The Danube flows quietly past the small town of Kladovo in Serbia. Here, in her childhood home, Sanja has created a little paradise that she wishes to share with others. She is currently building up a small business featuring guest rooms, an event venue, and catering.
In the 1980s, when Sanja was a child, Yugoslavia was a vast, proud country. Her father was a convinced communist, active in local politics, and rarely at home. It was a household where no one went to church on Sundays and politics was never discussed at the dinner table. Whenever her father turned on the television to watch the political reports, Sanja would flee to her room. She hated politics even back then.
Despite her father’s ideological strictness – he once sent a crying Sanja to Russian class even though she desperately wanted to learn English – the system also provided the family with comforts. Thanks to the state-owned enterprises where her parents worked, it was possible to finance vacations to distant Montenegro on an installment plan. However, since her father lived only for his work and never traveled with them, her mother and the children went to the seaside alone. They were carefree times. The family even owned their own car, which was by no means a given in the Eastern Bloc at the time, but worked out in Yugoslavia thanks to her father’s right "connections".
Day trips to neighboring Romania, which was suffering under the dictator Nicolae Ceaușescu at the time, were a very special adventure. For Sanja and her family, these journeys were a mixture of thrills and business. They packed the car full of things that were barely available in Romania: spices like Vegeta, paprika powder, chewing gum, and above all, bay leaves.
They sold their brought-along goods at the market in Drobeta Turnu Severin, the city directly on the other side of the Danube. The Romanian money they earned – the lei – was spent again immediately, often on toys or food. Although gawning emptiness reigned in the Romanian shops, the few available goods seemed dirt cheap to Sanja and her family because of the lucrative trade.

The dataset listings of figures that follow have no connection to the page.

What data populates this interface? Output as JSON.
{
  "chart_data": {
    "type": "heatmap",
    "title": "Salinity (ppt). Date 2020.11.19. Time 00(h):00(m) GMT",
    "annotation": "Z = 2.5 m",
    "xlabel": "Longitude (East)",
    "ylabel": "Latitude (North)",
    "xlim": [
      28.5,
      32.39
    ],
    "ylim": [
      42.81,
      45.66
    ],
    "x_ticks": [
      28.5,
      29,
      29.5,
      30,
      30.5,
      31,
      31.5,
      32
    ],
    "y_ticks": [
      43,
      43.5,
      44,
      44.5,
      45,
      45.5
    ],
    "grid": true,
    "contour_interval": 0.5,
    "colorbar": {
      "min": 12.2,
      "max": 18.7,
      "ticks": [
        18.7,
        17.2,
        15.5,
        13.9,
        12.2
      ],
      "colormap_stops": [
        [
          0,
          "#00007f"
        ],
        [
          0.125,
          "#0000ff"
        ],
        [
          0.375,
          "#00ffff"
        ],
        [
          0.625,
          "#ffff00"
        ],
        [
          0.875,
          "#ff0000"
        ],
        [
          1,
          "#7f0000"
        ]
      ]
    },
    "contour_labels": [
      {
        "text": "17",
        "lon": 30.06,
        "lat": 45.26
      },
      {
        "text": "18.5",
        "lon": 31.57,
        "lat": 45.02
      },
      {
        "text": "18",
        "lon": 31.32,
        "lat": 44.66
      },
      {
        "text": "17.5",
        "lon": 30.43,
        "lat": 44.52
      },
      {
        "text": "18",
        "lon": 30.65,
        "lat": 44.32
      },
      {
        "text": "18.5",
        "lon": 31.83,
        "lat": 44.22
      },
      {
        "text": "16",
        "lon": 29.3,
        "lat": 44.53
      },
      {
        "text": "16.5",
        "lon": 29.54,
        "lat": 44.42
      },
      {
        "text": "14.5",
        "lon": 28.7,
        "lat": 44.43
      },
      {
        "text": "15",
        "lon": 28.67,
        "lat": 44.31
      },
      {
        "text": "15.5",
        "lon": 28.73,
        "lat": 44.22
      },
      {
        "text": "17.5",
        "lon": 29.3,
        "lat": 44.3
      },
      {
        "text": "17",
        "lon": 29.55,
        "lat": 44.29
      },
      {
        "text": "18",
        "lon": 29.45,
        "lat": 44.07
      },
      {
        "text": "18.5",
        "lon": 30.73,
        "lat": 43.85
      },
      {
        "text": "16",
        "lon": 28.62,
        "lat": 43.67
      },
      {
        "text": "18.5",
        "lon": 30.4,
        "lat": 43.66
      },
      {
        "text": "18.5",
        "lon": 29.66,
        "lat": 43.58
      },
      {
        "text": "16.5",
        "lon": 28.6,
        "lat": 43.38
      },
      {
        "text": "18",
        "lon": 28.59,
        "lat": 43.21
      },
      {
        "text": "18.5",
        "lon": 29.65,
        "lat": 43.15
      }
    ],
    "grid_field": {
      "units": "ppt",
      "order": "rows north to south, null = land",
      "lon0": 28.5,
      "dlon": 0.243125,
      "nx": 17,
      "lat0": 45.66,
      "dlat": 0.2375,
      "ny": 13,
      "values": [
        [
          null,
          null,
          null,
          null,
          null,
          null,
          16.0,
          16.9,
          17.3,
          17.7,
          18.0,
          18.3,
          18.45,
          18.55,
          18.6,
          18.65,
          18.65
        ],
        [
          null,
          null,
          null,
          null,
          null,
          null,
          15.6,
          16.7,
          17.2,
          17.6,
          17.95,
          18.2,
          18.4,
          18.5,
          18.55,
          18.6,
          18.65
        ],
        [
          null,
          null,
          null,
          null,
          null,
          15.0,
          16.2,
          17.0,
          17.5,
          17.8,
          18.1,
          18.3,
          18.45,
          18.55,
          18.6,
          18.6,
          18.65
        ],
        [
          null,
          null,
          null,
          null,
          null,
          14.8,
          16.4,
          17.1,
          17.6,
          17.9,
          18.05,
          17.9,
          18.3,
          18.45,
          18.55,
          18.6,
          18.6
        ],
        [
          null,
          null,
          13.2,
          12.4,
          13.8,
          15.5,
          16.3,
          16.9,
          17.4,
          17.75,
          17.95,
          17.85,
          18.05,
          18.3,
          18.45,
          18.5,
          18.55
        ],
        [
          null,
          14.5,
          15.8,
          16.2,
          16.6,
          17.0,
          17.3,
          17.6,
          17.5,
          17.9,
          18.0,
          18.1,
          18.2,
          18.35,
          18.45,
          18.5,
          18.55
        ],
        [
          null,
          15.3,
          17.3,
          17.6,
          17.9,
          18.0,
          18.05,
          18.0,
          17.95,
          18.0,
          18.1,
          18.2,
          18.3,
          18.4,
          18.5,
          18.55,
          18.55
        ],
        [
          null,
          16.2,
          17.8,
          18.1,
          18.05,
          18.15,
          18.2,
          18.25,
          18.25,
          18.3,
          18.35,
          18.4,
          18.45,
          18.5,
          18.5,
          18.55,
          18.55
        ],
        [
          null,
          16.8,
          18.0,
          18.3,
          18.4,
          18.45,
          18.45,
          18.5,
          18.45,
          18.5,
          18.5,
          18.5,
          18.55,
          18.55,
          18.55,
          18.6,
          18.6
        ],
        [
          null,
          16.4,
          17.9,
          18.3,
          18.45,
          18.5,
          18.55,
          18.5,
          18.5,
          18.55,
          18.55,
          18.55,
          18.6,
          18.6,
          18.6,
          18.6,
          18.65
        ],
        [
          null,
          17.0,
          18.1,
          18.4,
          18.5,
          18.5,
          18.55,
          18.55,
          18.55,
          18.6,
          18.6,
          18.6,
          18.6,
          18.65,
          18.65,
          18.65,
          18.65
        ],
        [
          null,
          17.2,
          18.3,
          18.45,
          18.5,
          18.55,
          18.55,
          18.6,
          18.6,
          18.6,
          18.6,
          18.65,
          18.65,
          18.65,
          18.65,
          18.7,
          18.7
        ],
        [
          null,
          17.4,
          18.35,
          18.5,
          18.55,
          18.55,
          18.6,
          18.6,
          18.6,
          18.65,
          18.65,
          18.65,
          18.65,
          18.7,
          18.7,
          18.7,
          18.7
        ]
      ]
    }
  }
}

Filling up the car’s fuel tank was particularly important to the family, Sanja recalls. However, carrying fuel in canisters was forbidden. But the family found a way around it: once they arrived back home, the petrol was siphoned out of the car’s tank, and they drove back to Romania with an empty tank to fill up once again.
As a child, these trips meant above all one thing: stress. Sometimes they were stuck for hours in the heat at the border crossing because the Romanian border guards inspected the cars intensely. "It was always a tense situation in the car. Everyone was nervous until we were finally back across the border in Yugoslavia."
Back then, the 54-year-old remembers, everyone in the country got along. Whether Croats, Montenegrins, Bosnians, or Serbs – the language was basically the same, they were one people. The fact that only a few years later, starting in 1991 with the secession of Slovenia, everything would plunge into a cruel war was hard for ordinary people to understand at the time. For Sanja, the subsequent war was pure politics, made by those at the top. "I don't need anything from the Croats," she says today. "Everyone has enough land. And it is big enough for all of us."
When the now 54-year-old looks back on that time, she knows she had a good childhood. She lacked nothing. Today, her sister and her daughter live in the Netherlands. She deeply enjoys the fact that nowadays she can simply go to the airport in Belgrade and fly to Amsterdam without having to apply for a visa beforehand. This allows her to regularly be a part of her family’s life. Yet, just as often, the family is drawn back to Kladovo on the Danube – to the small, safe place where people still greet each other on the street.